Badgers are ancient creatures with strong links to English myth and legend. They are generally depicted as wise and kindly. They are known as Old Grey, reflecting their colour when glimpsed in low light. English writers from Kenneth Grahame to JK Rowling has given them gentle, powerful roles. Yet they have also been seen as bringing bad luck, injury and death to cattle. This is still seen today as badgers are blamed for increase of TB in dairy cows. The UK government is actively culling the badger numbers in some parts of England. A simplistic answer to a complex problem I suspect. Yet we get the term ‘to badger,’ from the hideous sport of baiting that illegally continues to this day.’ The dogs are described as ‘badgering’ their prey.
Mulling over the discovery of the badger sett I set out for home.
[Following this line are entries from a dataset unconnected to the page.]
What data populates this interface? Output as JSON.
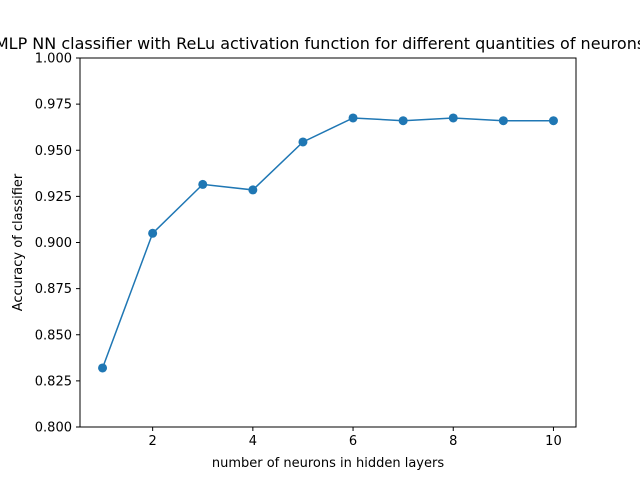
{
  "chart_data": {
    "type": "line",
    "title": "MLP NN classifier with ReLu activation function for different quantities of neurons",
    "xlabel": "number of neurons in hidden layers",
    "ylabel": "Accuracy of classifier",
    "x": [
      1,
      2,
      3,
      4,
      5,
      6,
      7,
      8,
      9,
      10
    ],
    "series": [
      {
        "values": [
          0.832,
          0.905,
          0.9315,
          0.9285,
          0.9545,
          0.9675,
          0.966,
          0.9675,
          0.966,
          0.966
        ],
        "color": "#1f77b4",
        "marker": "circle"
      }
    ],
    "xlim": [
      0.55,
      10.45
    ],
    "ylim": [
      0.8,
      1.0
    ],
    "xticks": [
      2,
      4,
      6,
      8,
      10
    ],
    "yticks": [
      "0.800",
      "0.825",
      "0.850",
      "0.875",
      "0.900",
      "0.925",
      "0.950",
      "0.975",
      "1.000"
    ],
    "grid": false,
    "legend": "none"
  }
}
Without thinking my feet took me to an enchanted part of Badger Wood. I love this area and delighted to see the promising growth of bluebell leaves , leaping up to take advantage of the sunlight that pours down. I walk over a plank bridge and look for the beech tree that is covered with symbols. For a moment, I think it has moved, but - my memory has played tricks on me and it is nearer to the stream than I remembered.
The bluebells wait to flower, the beech to leaf, the badger in her sett waits to give birth to her cubs. Spring is coming.